As for the manufacturer, I'm not sure if that does anything either other than a data tag particularly since it's not a "drop down" and you can type anything you want into that field.
My guess (and only that) is that the only 2 fields that probably mean/do anything is the capacity and the technology.

I've attached a couple screen shots of what is set on mine (2020 Highline), as well as the listing of available battery technology types to choose from.



















Factory battery:









Hope this helps...

Cheers...
DoC


----------



## Kushdaiin (Feb 24, 2012)

Supposedly changing the serial number by one digit (I.e. 111112) prompts the computer that there’s a newly installed battery and to ‘relearn’ it. Worth doing if for nothing else. 


Sent from my iPhone using Tapatalk


----------



## LennyNero (Aug 25, 2018)

Just saw this thread and wanted to chime in.

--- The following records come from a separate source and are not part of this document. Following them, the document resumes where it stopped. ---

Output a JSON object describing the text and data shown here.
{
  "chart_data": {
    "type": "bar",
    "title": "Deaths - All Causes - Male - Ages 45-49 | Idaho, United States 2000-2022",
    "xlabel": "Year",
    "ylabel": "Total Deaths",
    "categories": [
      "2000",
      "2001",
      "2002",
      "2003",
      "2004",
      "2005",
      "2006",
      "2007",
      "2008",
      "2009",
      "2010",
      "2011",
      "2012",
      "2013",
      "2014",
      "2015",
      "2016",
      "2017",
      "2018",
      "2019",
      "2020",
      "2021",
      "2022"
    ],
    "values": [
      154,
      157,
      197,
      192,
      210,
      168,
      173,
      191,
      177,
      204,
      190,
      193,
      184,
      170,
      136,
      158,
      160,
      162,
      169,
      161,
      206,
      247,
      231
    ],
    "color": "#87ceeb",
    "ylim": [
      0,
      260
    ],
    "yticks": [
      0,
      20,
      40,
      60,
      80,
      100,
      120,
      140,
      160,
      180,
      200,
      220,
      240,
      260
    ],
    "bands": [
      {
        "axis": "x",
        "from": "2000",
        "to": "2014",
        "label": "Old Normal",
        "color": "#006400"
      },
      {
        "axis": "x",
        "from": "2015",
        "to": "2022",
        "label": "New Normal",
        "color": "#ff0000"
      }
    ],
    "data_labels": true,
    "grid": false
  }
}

My 2018 originally came with a Banner EFB+ battery. Replaced it in Mar 2020 with a VW/Audi AGM by Varta. The dealer was within $10 of my aftermarket sources so it was a no-brainer. VW part number is *000 915 105 CC* although I think it got superseded to a new letter designation. 

Recoding when changing chemistry/capacity is a necessity due to the different charge profiles of AGMs vs flooded and enhanced flooded cell batteries. It's the primary reason for aftermarket AGM battery failure in vehicles with "dumb" charging systems.


----------